As increasingly higher degree terms are added to a "random" polynomial, the roots of a polynomial can be proven to approach the unit circle. For example, see the MathOverflow question Why do roots of polynomials tend to have absolute value close to 1? by Andrej Bauer.
The roots are proven to approach the unit circle in some of the answers in that question, while still others help the intuition. The question here is if we can somehow quantitatively describe the speed at which (hopefully all of) the roots approach the unit circle. I'm hoping that this has already been studied, and that someone can provide a reference.
For example, we can assume that $n$ is the degree of the polynomial. I assume that this question will be hard to answer, so any reasonable definition of the coefficients is ok. To this end, I hope that the coefficients will be taken from some random distribution that isn't too specific. However, the main usage is in finding roots that approach the unit circle as fast as possible, so any distribution that accomplishes this should be ok.
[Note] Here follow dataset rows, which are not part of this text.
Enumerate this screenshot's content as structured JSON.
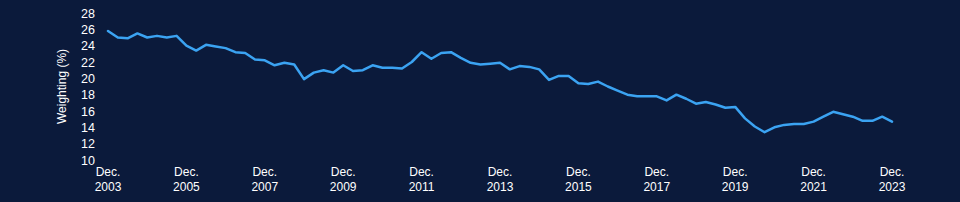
{
  "chart_data": {
    "type": "line",
    "y_label": "Weighting (%)",
    "categories": [
      "Dec. 2003",
      null,
      null,
      null,
      null,
      null,
      null,
      null,
      "Dec. 2005",
      null,
      null,
      null,
      null,
      null,
      null,
      null,
      "Dec. 2007",
      null,
      null,
      null,
      null,
      null,
      null,
      null,
      "Dec. 2009",
      null,
      null,
      null,
      null,
      null,
      null,
      null,
      "Dec. 2011",
      null,
      null,
      null,
      null,
      null,
      null,
      null,
      "Dec. 2013",
      null,
      null,
      null,
      null,
      null,
      null,
      null,
      "Dec. 2015",
      null,
      null,
      null,
      null,
      null,
      null,
      null,
      "Dec. 2017",
      null,
      null,
      null,
      null,
      null,
      null,
      null,
      "Dec. 2019",
      null,
      null,
      null,
      null,
      null,
      null,
      null,
      "Dec. 2021",
      null,
      null,
      null,
      null,
      null,
      null,
      null,
      "Dec. 2023"
    ],
    "values": [
      25.8,
      25.0,
      24.9,
      25.5,
      25.0,
      25.2,
      25.0,
      25.2,
      24.0,
      23.4,
      24.1,
      23.9,
      23.7,
      23.2,
      23.1,
      22.3,
      22.2,
      21.6,
      21.9,
      21.7,
      19.9,
      20.7,
      21.0,
      20.7,
      21.6,
      20.9,
      21.0,
      21.6,
      21.3,
      21.3,
      21.2,
      22.0,
      23.2,
      22.4,
      23.1,
      23.2,
      22.5,
      21.9,
      21.7,
      21.8,
      21.9,
      21.1,
      21.5,
      21.4,
      21.1,
      19.8,
      20.3,
      20.3,
      19.4,
      19.3,
      19.6,
      19.0,
      18.5,
      18.0,
      17.8,
      17.8,
      17.8,
      17.3,
      18.0,
      17.5,
      16.9,
      17.1,
      16.8,
      16.4,
      16.5,
      15.1,
      14.1,
      13.4,
      14.0,
      14.3,
      14.4,
      14.4,
      14.7,
      15.3,
      15.9,
      15.6,
      15.3,
      14.8,
      14.8,
      15.3,
      14.7
    ],
    "color": "#3ba3f2",
    "ylim": [
      10,
      28
    ],
    "yticks": [
      10,
      12,
      14,
      16,
      18,
      20,
      22,
      24,
      26,
      28
    ],
    "grid": false
  }
}
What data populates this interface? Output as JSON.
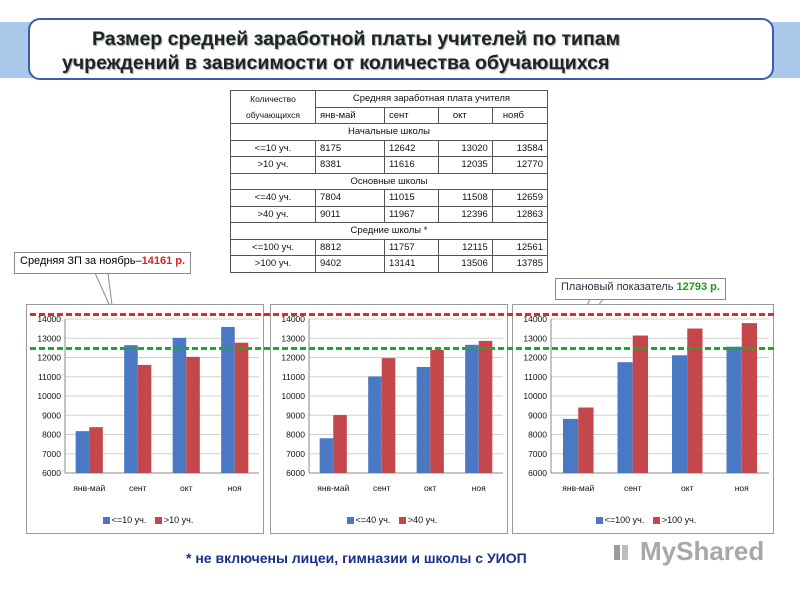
{
  "title": {
    "line1": "Размер средней заработной платы учителей по типам",
    "line2": "учреждений в зависимости от количества обучающихся"
  },
  "table": {
    "count_header": "Количество обучающихся",
    "salary_header": "Средняя заработная плата учителя",
    "periods": [
      "янв-май",
      "сент",
      "окт",
      "нояб"
    ],
    "sections": [
      {
        "name": "Начальные школы",
        "rows": [
          {
            "label": "<=10 уч.",
            "values": [
              "8175",
              "12642",
              "13020",
              "13584"
            ]
          },
          {
            "label": ">10 уч.",
            "values": [
              "8381",
              "11616",
              "12035",
              "12770"
            ]
          }
        ]
      },
      {
        "name": "Основные школы",
        "rows": [
          {
            "label": "<=40 уч.",
            "values": [
              "7804",
              "11015",
              "11508",
              "12659"
            ]
          },
          {
            "label": ">40 уч.",
            "values": [
              "9011",
              "11967",
              "12396",
              "12863"
            ]
          }
        ]
      },
      {
        "name": "Средние школы *",
        "rows": [
          {
            "label": "<=100 уч.",
            "values": [
              "8812",
              "11757",
              "12115",
              "12561"
            ]
          },
          {
            "label": ">100 уч.",
            "values": [
              "9402",
              "13141",
              "13506",
              "13785"
            ]
          }
        ]
      }
    ]
  },
  "callouts": {
    "avg_text": "Средняя ЗП за ноябрь–",
    "avg_value": "14161 р.",
    "plan_text": "Плановый показатель ",
    "plan_value": "12793 р."
  },
  "footnote": "* не включены лицеи, гимназии и школы с УИОП",
  "logo": "MyShared",
  "colors": {
    "series1": "#4a78c2",
    "series2": "#c4484b",
    "avg_line": "#e02a2a",
    "plan_line": "#1fa82e"
  },
  "chart_data": [
    {
      "type": "bar",
      "categories": [
        "янв-май",
        "сент",
        "окт",
        "ноя"
      ],
      "series": [
        {
          "name": "<=10 уч.",
          "values": [
            8175,
            12642,
            13020,
            13584
          ]
        },
        {
          "name": ">10 уч.",
          "values": [
            8381,
            11616,
            12035,
            12770
          ]
        }
      ],
      "ylim": [
        6000,
        14000
      ],
      "yticks": [
        6000,
        7000,
        8000,
        9000,
        10000,
        11000,
        12000,
        13000,
        14000
      ],
      "grid": true,
      "legend": "bottom"
    },
    {
      "type": "bar",
      "categories": [
        "янв-май",
        "сент",
        "окт",
        "ноя"
      ],
      "series": [
        {
          "name": "<=40 уч.",
          "values": [
            7804,
            11015,
            11508,
            12659
          ]
        },
        {
          "name": ">40 уч.",
          "values": [
            9011,
            11967,
            12396,
            12863
          ]
        }
      ],
      "ylim": [
        6000,
        14000
      ],
      "yticks": [
        6000,
        7000,
        8000,
        9000,
        10000,
        11000,
        12000,
        13000,
        14000
      ],
      "grid": true,
      "legend": "bottom"
    },
    {
      "type": "bar",
      "categories": [
        "янв-май",
        "сент",
        "окт",
        "ноя"
      ],
      "series": [
        {
          "name": "<=100 уч.",
          "values": [
            8812,
            11757,
            12115,
            12561
          ]
        },
        {
          "name": ">100 уч.",
          "values": [
            9402,
            13141,
            13506,
            13785
          ]
        }
      ],
      "ylim": [
        6000,
        14000
      ],
      "yticks": [
        6000,
        7000,
        8000,
        9000,
        10000,
        11000,
        12000,
        13000,
        14000
      ],
      "grid": true,
      "legend": "bottom"
    }
  ]
}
For example, they could be either real or complex, and taken from some appropriate distribution.
I have a real world application in mind, so that is the reason that I need something more quantitative, rather than just saying that the roots approach a circle. Again, sorry for the lack of details, I'm just hoping that this will give more wiggle room to find a study of the problem!
Just in case someone wants more details, here's the ideal situation…. We have nonnegative integer coefficients less then or equal to $m$, iid. We're trying to find $O(f(m,n))$, where all roots $r$ (of at least one carefully selected polynomial) are guaranteed $\lvert r\rvert < f(m,n)$. Again ideally, we really only need one well chosen polynomial to have roots close to the unit circle.